One thing every gardener needs is a planting schedule, and in the Northern Hemisphere, winter is the time to work on one. And what's cool about such a schedule is you only have to do it once. Then you copy it to next year's calendar, like I just copied mine
I finalized my regular planting schedual last year. Oh, I will still tweak it or add new items, but I think I've got the basic plan worked out after three years gardening in this new-to-me climate (USDA Zone 8.5 instead of Zone 5 - a huge difference!)
The easiest way to make a planting schedule is to check with your cooperatve extension service (USA) or agrigultural extension service (rest of the world.) They will have a list of planting times for various crops; I used the local planting schedule tables in my local cooperatve extension service's Clemson Master Gardener Handbook. You can also read the backs of seed packets, but they say unhelpful things like "plant two weeks after the last frost." How will you know each year if that is the last frost? Seriously. There's some guesswork involved. I mitigate that by using the extremely accuate Farmer's Almanac to guestimate the "last frost" for my area. The Farmer's Almanac bases weather predictions on sunspot patterns.

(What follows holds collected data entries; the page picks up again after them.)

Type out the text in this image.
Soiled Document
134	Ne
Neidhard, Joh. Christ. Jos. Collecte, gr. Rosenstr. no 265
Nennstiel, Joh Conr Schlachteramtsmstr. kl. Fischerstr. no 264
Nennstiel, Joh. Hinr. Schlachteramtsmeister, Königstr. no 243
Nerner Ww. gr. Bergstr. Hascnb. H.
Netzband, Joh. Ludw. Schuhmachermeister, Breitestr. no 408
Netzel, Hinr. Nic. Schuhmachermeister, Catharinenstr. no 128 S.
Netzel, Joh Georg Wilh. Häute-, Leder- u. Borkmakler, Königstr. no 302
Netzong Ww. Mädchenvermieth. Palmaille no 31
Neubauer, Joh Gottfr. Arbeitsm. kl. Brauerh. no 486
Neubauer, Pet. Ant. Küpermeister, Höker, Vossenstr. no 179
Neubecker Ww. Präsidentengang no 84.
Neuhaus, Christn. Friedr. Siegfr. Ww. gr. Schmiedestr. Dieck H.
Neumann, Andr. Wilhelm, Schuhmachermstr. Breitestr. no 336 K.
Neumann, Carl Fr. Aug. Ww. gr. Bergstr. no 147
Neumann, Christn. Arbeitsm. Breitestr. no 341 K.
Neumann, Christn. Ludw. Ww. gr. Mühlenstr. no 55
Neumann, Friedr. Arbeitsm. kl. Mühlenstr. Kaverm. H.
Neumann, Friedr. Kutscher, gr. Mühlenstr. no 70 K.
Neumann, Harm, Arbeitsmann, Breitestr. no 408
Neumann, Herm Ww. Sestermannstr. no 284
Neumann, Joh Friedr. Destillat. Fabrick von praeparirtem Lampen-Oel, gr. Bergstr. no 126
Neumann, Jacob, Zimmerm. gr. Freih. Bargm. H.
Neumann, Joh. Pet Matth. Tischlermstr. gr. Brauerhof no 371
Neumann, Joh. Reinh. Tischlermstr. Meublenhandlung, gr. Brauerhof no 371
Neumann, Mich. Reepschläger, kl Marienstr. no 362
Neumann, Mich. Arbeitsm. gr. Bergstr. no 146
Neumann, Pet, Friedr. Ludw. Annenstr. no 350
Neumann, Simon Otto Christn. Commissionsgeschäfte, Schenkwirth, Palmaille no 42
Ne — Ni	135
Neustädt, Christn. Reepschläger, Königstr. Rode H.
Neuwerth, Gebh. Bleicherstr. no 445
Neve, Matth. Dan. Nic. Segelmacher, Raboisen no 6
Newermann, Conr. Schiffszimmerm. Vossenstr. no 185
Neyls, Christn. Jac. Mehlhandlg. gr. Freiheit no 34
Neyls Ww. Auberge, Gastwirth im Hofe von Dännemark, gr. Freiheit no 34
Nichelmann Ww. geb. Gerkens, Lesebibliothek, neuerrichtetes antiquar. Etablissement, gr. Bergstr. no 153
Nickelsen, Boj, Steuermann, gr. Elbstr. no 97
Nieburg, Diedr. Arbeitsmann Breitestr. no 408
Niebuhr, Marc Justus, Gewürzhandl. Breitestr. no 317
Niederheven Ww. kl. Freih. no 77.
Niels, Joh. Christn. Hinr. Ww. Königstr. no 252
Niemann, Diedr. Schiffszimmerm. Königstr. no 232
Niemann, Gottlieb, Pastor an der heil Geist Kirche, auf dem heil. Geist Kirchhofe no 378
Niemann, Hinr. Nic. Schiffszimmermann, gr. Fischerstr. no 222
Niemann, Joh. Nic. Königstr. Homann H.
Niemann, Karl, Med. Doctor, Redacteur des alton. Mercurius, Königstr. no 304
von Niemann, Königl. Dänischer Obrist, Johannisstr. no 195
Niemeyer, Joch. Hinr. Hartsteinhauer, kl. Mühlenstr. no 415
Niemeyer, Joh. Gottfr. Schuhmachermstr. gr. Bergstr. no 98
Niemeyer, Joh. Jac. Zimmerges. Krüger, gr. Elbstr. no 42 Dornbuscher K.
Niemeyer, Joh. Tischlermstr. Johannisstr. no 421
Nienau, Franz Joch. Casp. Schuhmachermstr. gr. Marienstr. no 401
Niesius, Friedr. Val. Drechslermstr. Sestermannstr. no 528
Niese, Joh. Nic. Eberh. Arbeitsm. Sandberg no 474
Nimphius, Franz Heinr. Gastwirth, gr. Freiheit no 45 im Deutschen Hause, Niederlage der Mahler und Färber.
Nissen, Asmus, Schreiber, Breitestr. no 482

So my calendar now shows the planting window for various things. At one end I have three weeks to put in the onions and garlic next October, and a couple of week's leeway on when I put in the parsnips in November. Early peas can go in starting around February 15 with a two-week window to allow for a colder winter. Those are first this year. So on Feb. 14, I'll just bring up the 10-day lookahead forecast and see when that last frost will be.